13.25

Bundeskanzler Sebastian Kurz: Sehr geehrter Herr Präsident! Sehr geehrte Damen und Herren Abgeordnete! Ich bin normal ein eher ruhiger Mensch, und ich habe mir schon viel anhören müssen und habe schon viel ausgehalten (Zwischenrufe bei der SPÖ) – ich muss zugeben, in diesem Fall ist es mir etwas schwergefallen, aber ich ha­be mich entschieden, mich von Ihnen nicht provozieren zu lassen, Herr Abgeordneter Leichtfried. (Beifall bei der ÖVP sowie des Abg. Dönmez.)

Ich werde daher auch nicht auf alle Unterstellungen und Anpatzversuche reagieren, die Sie da jetzt schrittweise aufgelistet haben – ich glaube, es würde auch den zeitlichen Rahmen sprengen –, ich möchte vielmehr die Möglichkeit nutzen, Ihnen, sehr geehrte Damen und Herren Abgeordnete, und natürlich auch den Österreicherinnen und Öster­reichern noch einmal meine Sicht auf die Dinge zu skizzieren und Ihnen auch zu be­schreiben, warum wir in der letzten Woche die Entscheidungen so getroffen haben, wie wir sie getroffen haben.
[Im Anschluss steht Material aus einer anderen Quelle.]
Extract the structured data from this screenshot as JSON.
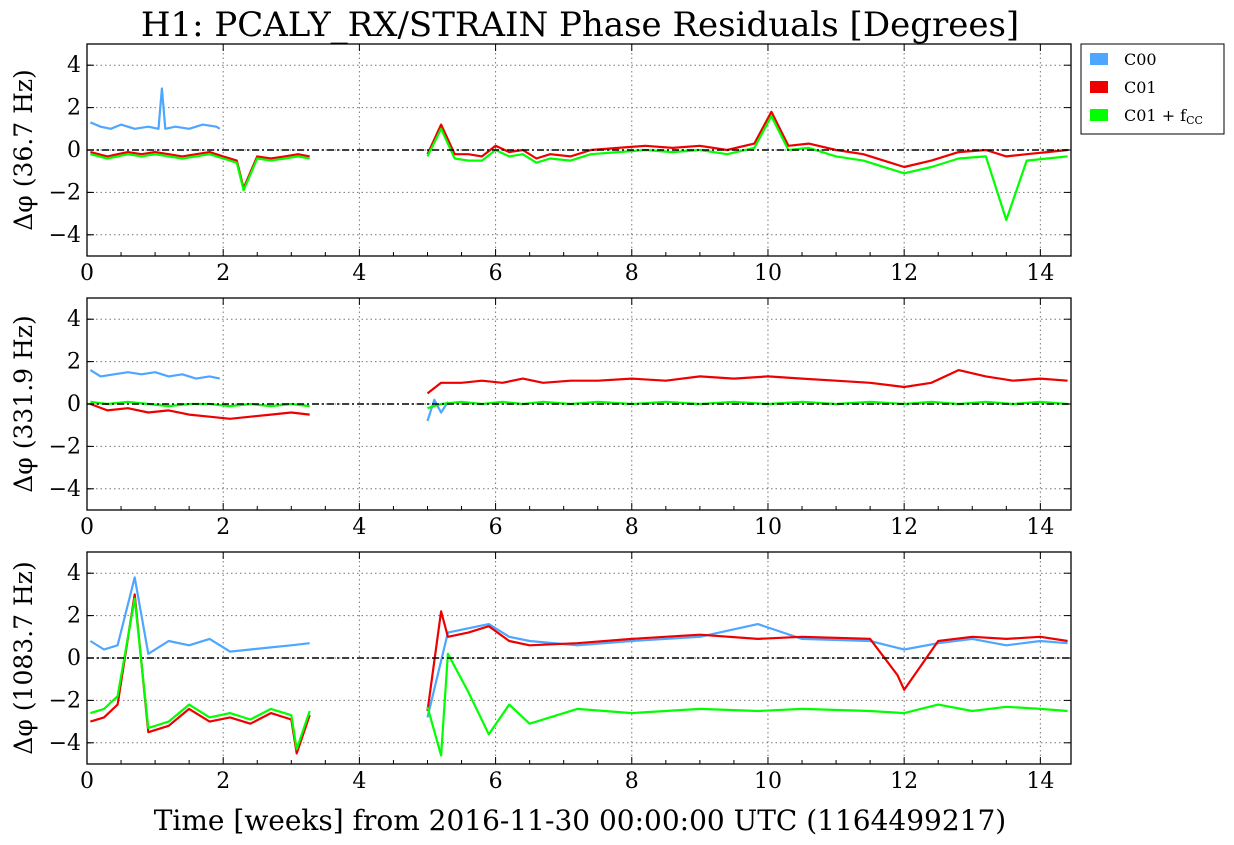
{
  "figure": {
    "title": "H1: PCALY_RX/STRAIN Phase Residuals [Degrees]",
    "xlabel": "Time [weeks] from 2016-11-30 00:00:00 UTC (1164499217)"
  },
  "legend": {
    "placement": "outside-top-right",
    "entries": [
      {
        "label": "C00",
        "color": "#4da6ff"
      },
      {
        "label": "C01",
        "color": "#ee0000"
      },
      {
        "label": "C01 + fCC",
        "base": "C01 + f",
        "sub": "CC",
        "color": "#00ff00"
      }
    ]
  },
  "chart_data": [
    {
      "type": "line",
      "ylabel": "Δφ (36.7 Hz)",
      "xlim": [
        0,
        14.45
      ],
      "ylim": [
        -5,
        5
      ],
      "xticks": [
        "0",
        "2",
        "4",
        "6",
        "8",
        "10",
        "12",
        "14"
      ],
      "yticks": [
        "4",
        "2",
        "0",
        "−2",
        "−4"
      ],
      "grid": true,
      "reference_line_y": 0,
      "series": [
        {
          "name": "C00",
          "color": "#4da6ff",
          "x": [
            0.05,
            0.2,
            0.35,
            0.5,
            0.7,
            0.9,
            1.05,
            1.1,
            1.15,
            1.3,
            1.5,
            1.7,
            1.9,
            1.95
          ],
          "y": [
            1.3,
            1.1,
            1.0,
            1.2,
            1.0,
            1.1,
            1.0,
            2.9,
            1.0,
            1.1,
            1.0,
            1.2,
            1.1,
            1.0
          ]
        },
        {
          "name": "C01",
          "color": "#ee0000",
          "x": [
            0.05,
            0.3,
            0.45,
            0.6,
            0.8,
            1.0,
            1.2,
            1.4,
            1.6,
            1.8,
            2.0,
            2.2,
            2.3,
            2.5,
            2.7,
            2.9,
            3.1,
            3.27,
            5.0,
            5.2,
            5.4,
            5.6,
            5.8,
            6.0,
            6.2,
            6.4,
            6.6,
            6.8,
            7.1,
            7.4,
            7.8,
            8.2,
            8.6,
            9.0,
            9.4,
            9.8,
            10.05,
            10.3,
            10.6,
            11.0,
            11.4,
            11.8,
            12.0,
            12.4,
            12.8,
            13.2,
            13.5,
            13.8,
            14.1,
            14.4
          ],
          "y": [
            -0.1,
            -0.3,
            -0.2,
            -0.1,
            -0.2,
            -0.1,
            -0.2,
            -0.3,
            -0.2,
            -0.1,
            -0.3,
            -0.5,
            -1.8,
            -0.3,
            -0.4,
            -0.3,
            -0.2,
            -0.3,
            -0.2,
            1.2,
            -0.2,
            -0.2,
            -0.3,
            0.2,
            -0.1,
            0.0,
            -0.4,
            -0.2,
            -0.3,
            0.0,
            0.1,
            0.2,
            0.1,
            0.2,
            0.0,
            0.3,
            1.8,
            0.2,
            0.3,
            0.0,
            -0.2,
            -0.6,
            -0.8,
            -0.5,
            -0.1,
            0.0,
            -0.3,
            -0.2,
            -0.1,
            0.0
          ]
        },
        {
          "name": "C01 + fCC",
          "color": "#00ff00",
          "x": [
            0.05,
            0.3,
            0.45,
            0.6,
            0.8,
            1.0,
            1.2,
            1.4,
            1.6,
            1.8,
            2.0,
            2.2,
            2.3,
            2.5,
            2.7,
            2.9,
            3.1,
            3.27,
            5.0,
            5.2,
            5.4,
            5.6,
            5.8,
            6.0,
            6.2,
            6.4,
            6.6,
            6.8,
            7.1,
            7.4,
            7.8,
            8.2,
            8.6,
            9.0,
            9.4,
            9.8,
            10.05,
            10.3,
            10.6,
            11.0,
            11.4,
            11.8,
            12.0,
            12.4,
            12.8,
            13.2,
            13.5,
            13.8,
            14.1,
            14.4
          ],
          "y": [
            -0.2,
            -0.4,
            -0.3,
            -0.2,
            -0.3,
            -0.2,
            -0.3,
            -0.4,
            -0.3,
            -0.2,
            -0.4,
            -0.6,
            -1.9,
            -0.4,
            -0.5,
            -0.4,
            -0.3,
            -0.4,
            -0.3,
            1.0,
            -0.4,
            -0.5,
            -0.5,
            0.0,
            -0.3,
            -0.2,
            -0.6,
            -0.4,
            -0.5,
            -0.2,
            -0.1,
            0.0,
            -0.1,
            0.0,
            -0.2,
            0.1,
            1.6,
            0.0,
            0.1,
            -0.3,
            -0.5,
            -0.9,
            -1.1,
            -0.8,
            -0.4,
            -0.3,
            -3.3,
            -0.5,
            -0.4,
            -0.3
          ]
        }
      ]
    },
    {
      "type": "line",
      "ylabel": "Δφ (331.9 Hz)",
      "xlim": [
        0,
        14.45
      ],
      "ylim": [
        -5,
        5
      ],
      "xticks": [
        "0",
        "2",
        "4",
        "6",
        "8",
        "10",
        "12",
        "14"
      ],
      "yticks": [
        "4",
        "2",
        "0",
        "−2",
        "−4"
      ],
      "grid": true,
      "reference_line_y": 0,
      "series": [
        {
          "name": "C00",
          "color": "#4da6ff",
          "x": [
            0.05,
            0.2,
            0.4,
            0.6,
            0.8,
            1.0,
            1.2,
            1.4,
            1.6,
            1.8,
            1.95,
            5.0,
            5.1,
            5.2,
            5.3
          ],
          "y": [
            1.6,
            1.3,
            1.4,
            1.5,
            1.4,
            1.5,
            1.3,
            1.4,
            1.2,
            1.3,
            1.2,
            -0.8,
            0.2,
            -0.4,
            0.1
          ]
        },
        {
          "name": "C01",
          "color": "#ee0000",
          "x": [
            0.05,
            0.3,
            0.6,
            0.9,
            1.2,
            1.5,
            1.8,
            2.1,
            2.4,
            2.7,
            3.0,
            3.27,
            5.0,
            5.2,
            5.5,
            5.8,
            6.1,
            6.4,
            6.7,
            7.1,
            7.5,
            8.0,
            8.5,
            9.0,
            9.5,
            10.0,
            10.5,
            11.0,
            11.5,
            12.0,
            12.4,
            12.8,
            13.2,
            13.6,
            14.0,
            14.4
          ],
          "y": [
            0.0,
            -0.3,
            -0.2,
            -0.4,
            -0.3,
            -0.5,
            -0.6,
            -0.7,
            -0.6,
            -0.5,
            -0.4,
            -0.5,
            0.5,
            1.0,
            1.0,
            1.1,
            1.0,
            1.2,
            1.0,
            1.1,
            1.1,
            1.2,
            1.1,
            1.3,
            1.2,
            1.3,
            1.2,
            1.1,
            1.0,
            0.8,
            1.0,
            1.6,
            1.3,
            1.1,
            1.2,
            1.1
          ]
        },
        {
          "name": "C01 + fCC",
          "color": "#00ff00",
          "x": [
            0.05,
            0.3,
            0.6,
            0.9,
            1.2,
            1.5,
            1.8,
            2.1,
            2.4,
            2.7,
            3.0,
            3.27,
            5.0,
            5.2,
            5.5,
            5.8,
            6.1,
            6.4,
            6.7,
            7.1,
            7.5,
            8.0,
            8.5,
            9.0,
            9.5,
            10.0,
            10.5,
            11.0,
            11.5,
            12.0,
            12.4,
            12.8,
            13.2,
            13.6,
            14.0,
            14.4
          ],
          "y": [
            0.1,
            0.0,
            0.1,
            0.0,
            -0.1,
            0.0,
            0.0,
            -0.1,
            0.0,
            -0.1,
            0.0,
            -0.1,
            -0.2,
            0.0,
            0.1,
            0.0,
            0.1,
            0.0,
            0.1,
            0.0,
            0.1,
            0.0,
            0.1,
            0.0,
            0.1,
            0.0,
            0.1,
            0.0,
            0.1,
            0.0,
            0.1,
            0.0,
            0.1,
            0.0,
            0.1,
            0.0
          ]
        }
      ]
    },
    {
      "type": "line",
      "ylabel": "Δφ (1083.7 Hz)",
      "xlim": [
        0,
        14.45
      ],
      "ylim": [
        -5,
        5
      ],
      "xticks": [
        "0",
        "2",
        "4",
        "6",
        "8",
        "10",
        "12",
        "14"
      ],
      "yticks": [
        "4",
        "2",
        "0",
        "−2",
        "−4"
      ],
      "grid": true,
      "reference_line_y": 0,
      "series": [
        {
          "name": "C00",
          "color": "#4da6ff",
          "x": [
            0.05,
            0.25,
            0.45,
            0.7,
            0.9,
            1.2,
            1.5,
            1.8,
            2.1,
            2.4,
            2.7,
            3.0,
            3.27,
            5.0,
            5.3,
            5.6,
            5.9,
            6.2,
            6.5,
            7.2,
            8.0,
            9.0,
            9.85,
            10.5,
            11.5,
            12.0,
            12.5,
            13.0,
            13.5,
            14.0,
            14.4
          ],
          "y": [
            0.8,
            0.4,
            0.6,
            3.8,
            0.2,
            0.8,
            0.6,
            0.9,
            0.3,
            0.4,
            0.5,
            0.6,
            0.7,
            -2.8,
            1.2,
            1.4,
            1.6,
            1.0,
            0.8,
            0.6,
            0.8,
            1.0,
            1.6,
            0.9,
            0.8,
            0.4,
            0.7,
            0.9,
            0.6,
            0.8,
            0.7
          ]
        },
        {
          "name": "C01",
          "color": "#ee0000",
          "x": [
            0.05,
            0.25,
            0.45,
            0.7,
            0.9,
            1.2,
            1.5,
            1.8,
            2.1,
            2.4,
            2.7,
            3.0,
            3.08,
            3.27,
            5.0,
            5.2,
            5.3,
            5.6,
            5.9,
            6.2,
            6.5,
            7.2,
            8.0,
            9.0,
            9.85,
            10.5,
            11.5,
            11.9,
            12.0,
            12.5,
            13.0,
            13.5,
            14.0,
            14.4
          ],
          "y": [
            -3.0,
            -2.8,
            -2.2,
            3.0,
            -3.5,
            -3.2,
            -2.4,
            -3.0,
            -2.8,
            -3.1,
            -2.6,
            -2.9,
            -4.5,
            -2.7,
            -2.5,
            2.2,
            1.0,
            1.2,
            1.5,
            0.8,
            0.6,
            0.7,
            0.9,
            1.1,
            0.9,
            1.0,
            0.9,
            -0.8,
            -1.5,
            0.8,
            1.0,
            0.9,
            1.0,
            0.8
          ]
        },
        {
          "name": "C01 + fCC",
          "color": "#00ff00",
          "x": [
            0.05,
            0.25,
            0.45,
            0.7,
            0.9,
            1.2,
            1.5,
            1.8,
            2.1,
            2.4,
            2.7,
            3.0,
            3.08,
            3.27,
            5.0,
            5.2,
            5.3,
            5.6,
            5.9,
            6.2,
            6.5,
            7.2,
            8.0,
            9.0,
            9.85,
            10.5,
            11.5,
            12.0,
            12.5,
            13.0,
            13.5,
            14.0,
            14.4
          ],
          "y": [
            -2.6,
            -2.4,
            -1.8,
            2.8,
            -3.3,
            -3.0,
            -2.2,
            -2.8,
            -2.6,
            -2.9,
            -2.4,
            -2.7,
            -4.3,
            -2.5,
            -2.3,
            -4.6,
            0.2,
            -1.6,
            -3.6,
            -2.2,
            -3.1,
            -2.4,
            -2.6,
            -2.4,
            -2.5,
            -2.4,
            -2.5,
            -2.6,
            -2.2,
            -2.5,
            -2.3,
            -2.4,
            -2.5
          ]
        }
      ]
    }
  ]
}
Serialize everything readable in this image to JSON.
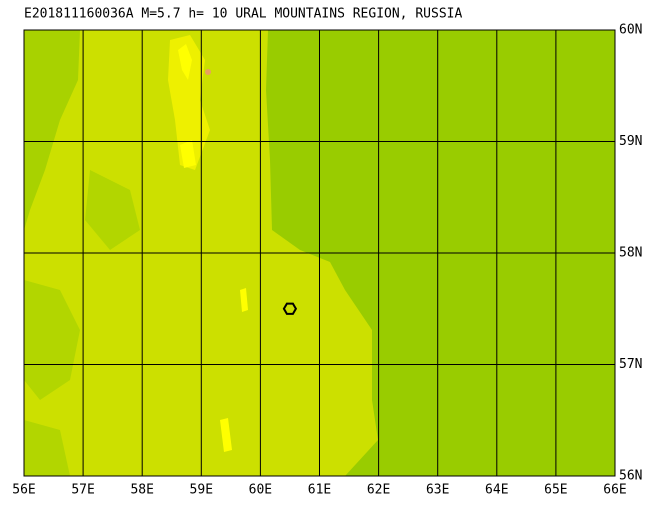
{
  "map": {
    "title": "E201811160036A M=5.7 h= 10 URAL MOUNTAINS REGION, RUSSIA",
    "xlim": [
      56,
      66
    ],
    "ylim": [
      56,
      60
    ],
    "xticks": [
      {
        "value": 56,
        "label": "56E"
      },
      {
        "value": 57,
        "label": "57E"
      },
      {
        "value": 58,
        "label": "58E"
      },
      {
        "value": 59,
        "label": "59E"
      },
      {
        "value": 60,
        "label": "60E"
      },
      {
        "value": 61,
        "label": "61E"
      },
      {
        "value": 62,
        "label": "62E"
      },
      {
        "value": 63,
        "label": "63E"
      },
      {
        "value": 64,
        "label": "64E"
      },
      {
        "value": 65,
        "label": "65E"
      },
      {
        "value": 66,
        "label": "66E"
      }
    ],
    "yticks": [
      {
        "value": 56,
        "label": "56N"
      },
      {
        "value": 57,
        "label": "57N"
      },
      {
        "value": 58,
        "label": "58N"
      },
      {
        "value": 59,
        "label": "59N"
      },
      {
        "value": 60,
        "label": "60N"
      }
    ],
    "event": {
      "lon": 60.5,
      "lat": 57.5
    }
  }
}
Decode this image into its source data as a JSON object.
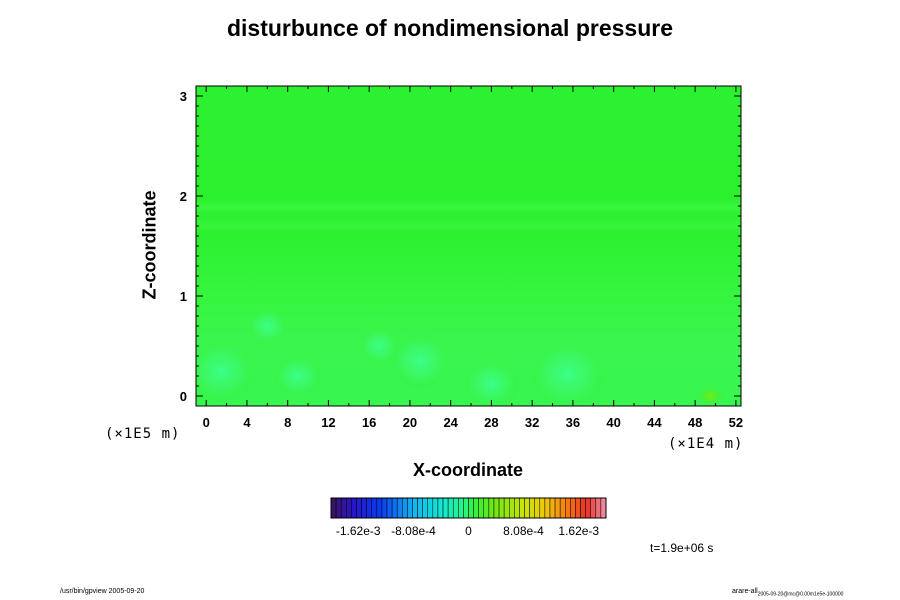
{
  "chart_data": {
    "type": "heatmap",
    "title": "disturbunce of nondimensional pressure",
    "xlabel": "X-coordinate",
    "ylabel": "Z-coordinate",
    "x_ticks": [
      "0",
      "4",
      "8",
      "12",
      "16",
      "20",
      "24",
      "28",
      "32",
      "36",
      "40",
      "44",
      "48",
      "52"
    ],
    "y_ticks": [
      "0",
      "1",
      "2",
      "3"
    ],
    "xlim": [
      -1,
      52.5
    ],
    "ylim": [
      -0.1,
      3.1
    ],
    "x_unit": "(×1E4 m)",
    "y_unit": "(×1E5 m)",
    "colorbar": {
      "tick_labels": [
        "-1.62e-3",
        "-8.08e-4",
        "0",
        "8.08e-4",
        "1.62e-3"
      ],
      "tick_values": [
        -0.00162,
        -0.000808,
        0,
        0.000808,
        0.00162
      ],
      "range": [
        -0.00202,
        0.00202
      ]
    },
    "field_description_values": {
      "background_value": 0.0,
      "local_minima": [
        {
          "x": 1.5,
          "z": 0.25,
          "value": -0.0003
        },
        {
          "x": 9.0,
          "z": 0.2,
          "value": -0.00015
        },
        {
          "x": 21.0,
          "z": 0.35,
          "value": -0.00025
        },
        {
          "x": 28.0,
          "z": 0.12,
          "value": -0.0002
        },
        {
          "x": 35.5,
          "z": 0.22,
          "value": -0.00035
        },
        {
          "x": 6.0,
          "z": 0.7,
          "value": -0.0001
        },
        {
          "x": 17.0,
          "z": 0.5,
          "value": -0.0001
        }
      ],
      "local_maxima": [
        {
          "x": 49.5,
          "z": 0.0,
          "value": 0.0002
        }
      ]
    }
  },
  "annotations": {
    "time": "t=1.9e+06 s",
    "footer_left": "/usr/bin/gpview 2005-09-20",
    "footer_right_main": "arare-all",
    "footer_right_sub": "2005-09-20@mc@0.00m1e5e-100000"
  }
}
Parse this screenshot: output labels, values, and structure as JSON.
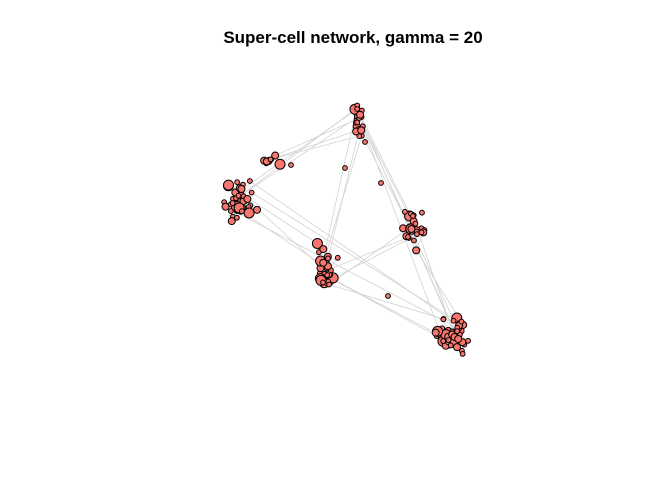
{
  "title": "Super-cell network, gamma = 20",
  "colors": {
    "node_fill": "#F8766D",
    "node_stroke": "#000000",
    "edge": "#d3d3d3",
    "background": "#ffffff"
  }
}
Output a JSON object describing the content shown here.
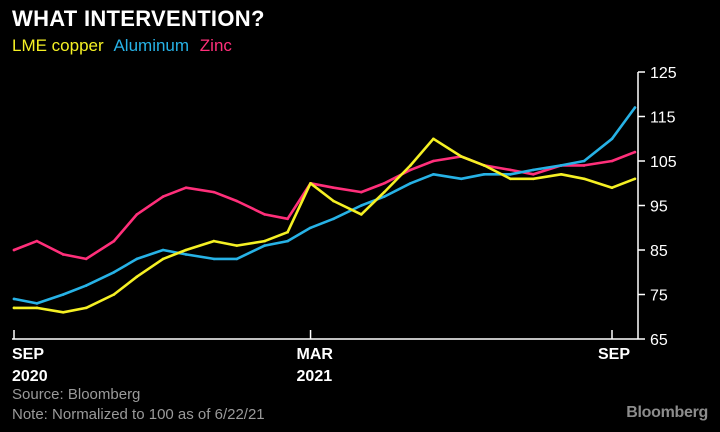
{
  "title": "WHAT INTERVENTION?",
  "legend": [
    {
      "name": "LME copper",
      "color": "#f5f024"
    },
    {
      "name": "Aluminum",
      "color": "#27b2e6"
    },
    {
      "name": "Zinc",
      "color": "#ff2f7a"
    }
  ],
  "footer": {
    "source": "Source: Bloomberg",
    "note": "Note: Normalized to 100 as of 6/22/21",
    "brand": "Bloomberg"
  },
  "chart_data": {
    "type": "line",
    "title": "WHAT INTERVENTION?",
    "xlabel": "",
    "ylabel": "",
    "ylim": [
      65,
      125
    ],
    "y_ticks": [
      65,
      75,
      85,
      95,
      105,
      115,
      125
    ],
    "x_ticks": [
      {
        "date": "2020-09",
        "line1": "SEP",
        "line2": "2020"
      },
      {
        "date": "2021-03",
        "line1": "MAR",
        "line2": "2021"
      },
      {
        "date": "2021-09",
        "line1": "SEP",
        "line2": ""
      }
    ],
    "grid": false,
    "legend_position": "top-left",
    "x": [
      "2020-09-01",
      "2020-09-15",
      "2020-10-01",
      "2020-10-15",
      "2020-11-01",
      "2020-11-15",
      "2020-12-01",
      "2020-12-15",
      "2021-01-01",
      "2021-01-15",
      "2021-02-01",
      "2021-02-15",
      "2021-03-01",
      "2021-03-15",
      "2021-04-01",
      "2021-04-15",
      "2021-05-01",
      "2021-05-15",
      "2021-06-01",
      "2021-06-15",
      "2021-07-01",
      "2021-07-15",
      "2021-08-01",
      "2021-08-15",
      "2021-09-01",
      "2021-09-15"
    ],
    "series": [
      {
        "name": "Zinc",
        "color": "#ff2f7a",
        "values": [
          85,
          87,
          84,
          83,
          87,
          93,
          97,
          99,
          98,
          96,
          93,
          92,
          100,
          99,
          98,
          100,
          103,
          105,
          106,
          104,
          103,
          102,
          104,
          104,
          105,
          107
        ]
      },
      {
        "name": "Aluminum",
        "color": "#27b2e6",
        "values": [
          74,
          73,
          75,
          77,
          80,
          83,
          85,
          84,
          83,
          83,
          86,
          87,
          90,
          92,
          95,
          97,
          100,
          102,
          101,
          102,
          102,
          103,
          104,
          105,
          110,
          117
        ]
      },
      {
        "name": "LME copper",
        "color": "#f5f024",
        "values": [
          72,
          72,
          71,
          72,
          75,
          79,
          83,
          85,
          87,
          86,
          87,
          89,
          100,
          96,
          93,
          98,
          104,
          110,
          106,
          104,
          101,
          101,
          102,
          101,
          99,
          101
        ]
      }
    ]
  }
}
Ich möchte vielleicht zunächst mit einem Punkt beginnen, in dem wir, vermutlich wirk­lich alle Fraktionen, übereinstimmen. Die vergangene Woche war eine sehr turbulente Zeit für Österreich, war eine herausfordernde Zeit für die Republik, für die Politik in Summe, und sie hat sicherlich nicht dazu beigetragen, das Ansehen Österreichs in der Welt und auch das Ansehen der Politik in Österreich zu steigern.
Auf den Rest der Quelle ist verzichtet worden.